John Frederick Herring, Jr.

John Frederick Herring Jr. ( * 1820 in Doncaster, South Yorkshire, † 1907) was an English painter who is known for his horses and landscape painting. Publications lately suggest that Herring Jr. bore the same name as a born and shortly thereafter departed in 1815 brother. He was one of four sons of the famous painter John Frederick Herring Sr. ( 1795-1865 ).

Life and work

The father, John F. Herring Sr., was in his time one of the most famous artists of the themes of the horse painting and horse racing devoted himself and was very popular with the English aristocracy. John Frederick Jr. was trained in painting from his father, whose popularity relieved him of his career.

John Herring Jr. shared the love of painting with his younger brothers Charles and Benjamin, while the sisters, Ann and Emma, both married painters. These three by four brothers painted in a similar style as her father and often worked together on the same image.
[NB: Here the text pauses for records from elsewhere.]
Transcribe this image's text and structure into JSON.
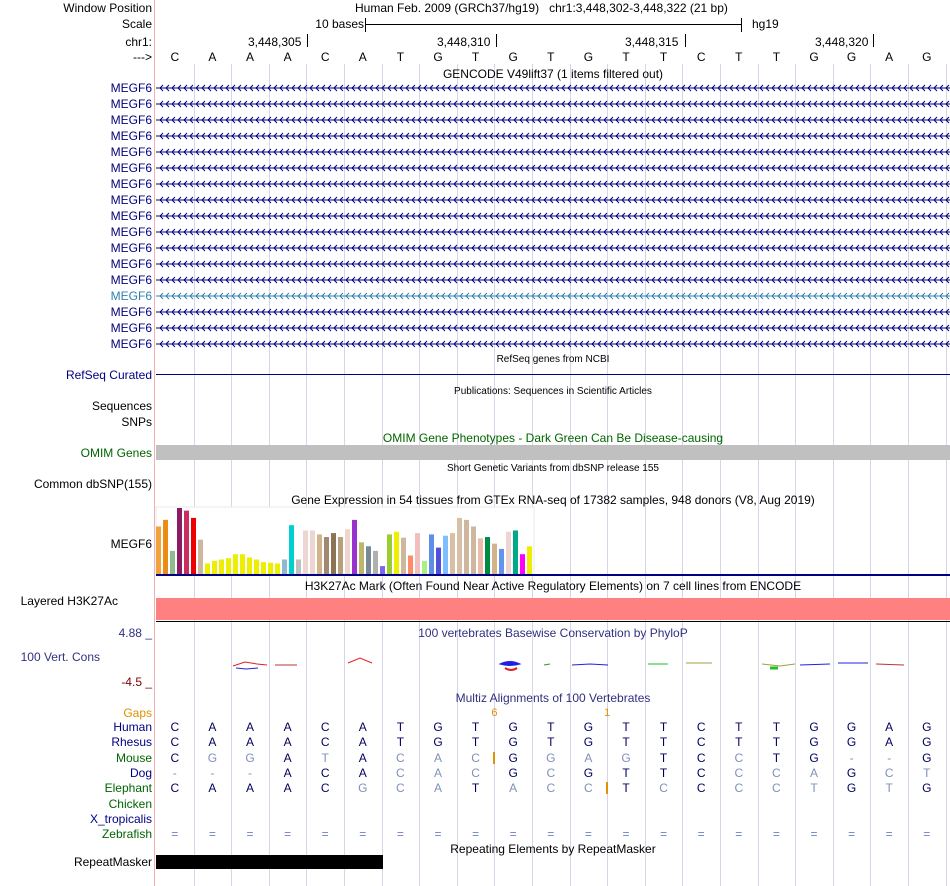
{
  "header": {
    "window_position_label": "Window Position",
    "window_position_value": "Human Feb. 2009 (GRCh37/hg19)   chr1:3,448,302-3,448,322 (21 bp)",
    "scale_label": "Scale",
    "scale_text": "10 bases",
    "assembly": "hg19",
    "chrom_label": "chr1:",
    "strand_label": "--->",
    "positions": [
      "3,448,305",
      "3,448,310",
      "3,448,315",
      "3,448,320"
    ]
  },
  "bases": [
    "C",
    "A",
    "A",
    "A",
    "C",
    "A",
    "T",
    "G",
    "T",
    "G",
    "T",
    "G",
    "T",
    "T",
    "C",
    "T",
    "T",
    "G",
    "G",
    "A",
    "G"
  ],
  "gencode": {
    "title": "GENCODE V49lift37 (1 items filtered out)",
    "genes": [
      "MEGF6",
      "MEGF6",
      "MEGF6",
      "MEGF6",
      "MEGF6",
      "MEGF6",
      "MEGF6",
      "MEGF6",
      "MEGF6",
      "MEGF6",
      "MEGF6",
      "MEGF6",
      "MEGF6",
      "MEGF6",
      "MEGF6",
      "MEGF6",
      "MEGF6"
    ]
  },
  "refseq": {
    "title": "RefSeq genes from NCBI",
    "label": "RefSeq Curated"
  },
  "publications": {
    "title": "Publications: Sequences in Scientific Articles",
    "label1": "Sequences",
    "label2": "SNPs"
  },
  "omim": {
    "title": "OMIM Gene Phenotypes - Dark Green Can Be Disease-causing",
    "label": "OMIM Genes"
  },
  "dbsnp": {
    "title": "Short Genetic Variants from dbSNP release 155",
    "label": "Common dbSNP(155)"
  },
  "gtex": {
    "title": "Gene Expression in 54 tissues from GTEx RNA-seq of 17382 samples, 948 donors (V8, Aug 2019)",
    "label": "MEGF6",
    "values": [
      0.72,
      0.82,
      0.35,
      1.0,
      0.96,
      0.85,
      0.52,
      0.16,
      0.2,
      0.22,
      0.24,
      0.3,
      0.3,
      0.25,
      0.22,
      0.18,
      0.17,
      0.16,
      0.22,
      0.74,
      0.22,
      0.66,
      0.66,
      0.6,
      0.56,
      0.62,
      0.56,
      0.68,
      0.82,
      0.48,
      0.42,
      0.35,
      0.12,
      0.6,
      0.64,
      0.55,
      0.28,
      0.62,
      0.2,
      0.6,
      0.4,
      0.58,
      0.62,
      0.85,
      0.82,
      0.72,
      0.54,
      0.56,
      0.46,
      0.38,
      0.64,
      0.66,
      0.3,
      0.42
    ],
    "colors": [
      "#f2a23c",
      "#ec8c14",
      "#8fbc8f",
      "#8b1c62",
      "#cd2d5d",
      "#ee0000",
      "#cdb79e",
      "#eeee00",
      "#eeee00",
      "#eeee00",
      "#eeee00",
      "#eeee00",
      "#eeee00",
      "#eeee00",
      "#eeee00",
      "#eeee00",
      "#eeee00",
      "#eeee00",
      "#8fb9d0",
      "#00ced1",
      "#c0c0c0",
      "#eed5d2",
      "#eed5d2",
      "#d2b48c",
      "#a0896f",
      "#8b7355",
      "#b8a07a",
      "#eed5d2",
      "#9932cc",
      "#bdb76b",
      "#778899",
      "#b0b0b0",
      "#7a67ee",
      "#9acd32",
      "#eeee00",
      "#cdb79e",
      "#ff8c69",
      "#f0c0c0",
      "#aaee88",
      "#5d8ee8",
      "#4f4fe0",
      "#7fbfff",
      "#d8bfa8",
      "#d8bfa8",
      "#cdb79e",
      "#cdb79e",
      "#eebbaa",
      "#008b45",
      "#d2b48c",
      "#6495ed",
      "#eed5d2",
      "#00aa88",
      "#ff00ff",
      "#eeee00"
    ]
  },
  "h3k27ac": {
    "title": "H3K27Ac Mark (Often Found Near Active Regulatory Elements) on 7 cell lines from ENCODE",
    "label": "Layered H3K27Ac",
    "color": "#ff8080"
  },
  "cons": {
    "title": "100 vertebrates Basewise Conservation by PhyloP",
    "label": "100 Vert. Cons",
    "max": "4.88 _",
    "min": "-4.5 _"
  },
  "multiz": {
    "title": "Multiz Alignments of 100 Vertebrates",
    "gaps_label": "Gaps",
    "gap_values": [
      {
        "index": 8,
        "text": "6"
      },
      {
        "index": 11,
        "text": "1"
      }
    ],
    "species": [
      {
        "name": "Human",
        "color": "#000080",
        "bases": [
          "C",
          "A",
          "A",
          "A",
          "C",
          "A",
          "T",
          "G",
          "T",
          "G",
          "T",
          "G",
          "T",
          "T",
          "C",
          "T",
          "T",
          "G",
          "G",
          "A",
          "G"
        ]
      },
      {
        "name": "Rhesus",
        "color": "#000080",
        "bases": [
          "C",
          "A",
          "A",
          "A",
          "C",
          "A",
          "T",
          "G",
          "T",
          "G",
          "T",
          "G",
          "T",
          "T",
          "C",
          "T",
          "T",
          "G",
          "G",
          "A",
          "G"
        ]
      },
      {
        "name": "Mouse",
        "color": "#006400",
        "bases": [
          "C",
          "G",
          "G",
          "A",
          "T",
          "A",
          "C",
          "A",
          "C",
          "G",
          "G",
          "A",
          "G",
          "T",
          "C",
          "C",
          "T",
          "G",
          "-",
          "-",
          "G"
        ]
      },
      {
        "name": "Dog",
        "color": "#000080",
        "bases": [
          "-",
          "-",
          "-",
          "A",
          "C",
          "A",
          "C",
          "A",
          "C",
          "G",
          "C",
          "G",
          "T",
          "T",
          "C",
          "C",
          "C",
          "A",
          "G",
          "C",
          "T"
        ]
      },
      {
        "name": "Elephant",
        "color": "#006400",
        "bases": [
          "C",
          "A",
          "A",
          "A",
          "C",
          "G",
          "C",
          "A",
          "T",
          "A",
          "C",
          "C",
          "T",
          "C",
          "C",
          "C",
          "C",
          "T",
          "G",
          "T",
          "G"
        ]
      },
      {
        "name": "Chicken",
        "color": "#006400",
        "bases": []
      },
      {
        "name": "X_tropicalis",
        "color": "#000080",
        "bases": []
      },
      {
        "name": "Zebrafish",
        "color": "#006400",
        "bases": [
          "=",
          "=",
          "=",
          "=",
          "=",
          "=",
          "=",
          "=",
          "=",
          "=",
          "=",
          "=",
          "=",
          "=",
          "=",
          "=",
          "=",
          "=",
          "=",
          "=",
          "="
        ]
      }
    ]
  },
  "repeat": {
    "title": "Repeating Elements by RepeatMasker",
    "label": "RepeatMasker"
  }
}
Early in his career, he signed his work with J. Fred J. F. Herring or Herring Junr, but when he painted alone, he moved to J. F. Herring. In the years after 1836 Herring Sr. felt restricted by the growing popularity of his son of the same name, and began to identify the picture with " SENR " at the end of the signature.

John Herring Jr. drove in the tradition of his father, to paint horses and equestrian images, but extended his subjects as his artistic skills were perfected: Animals on the banks of a river or scenes on a farm were characteristic of his work.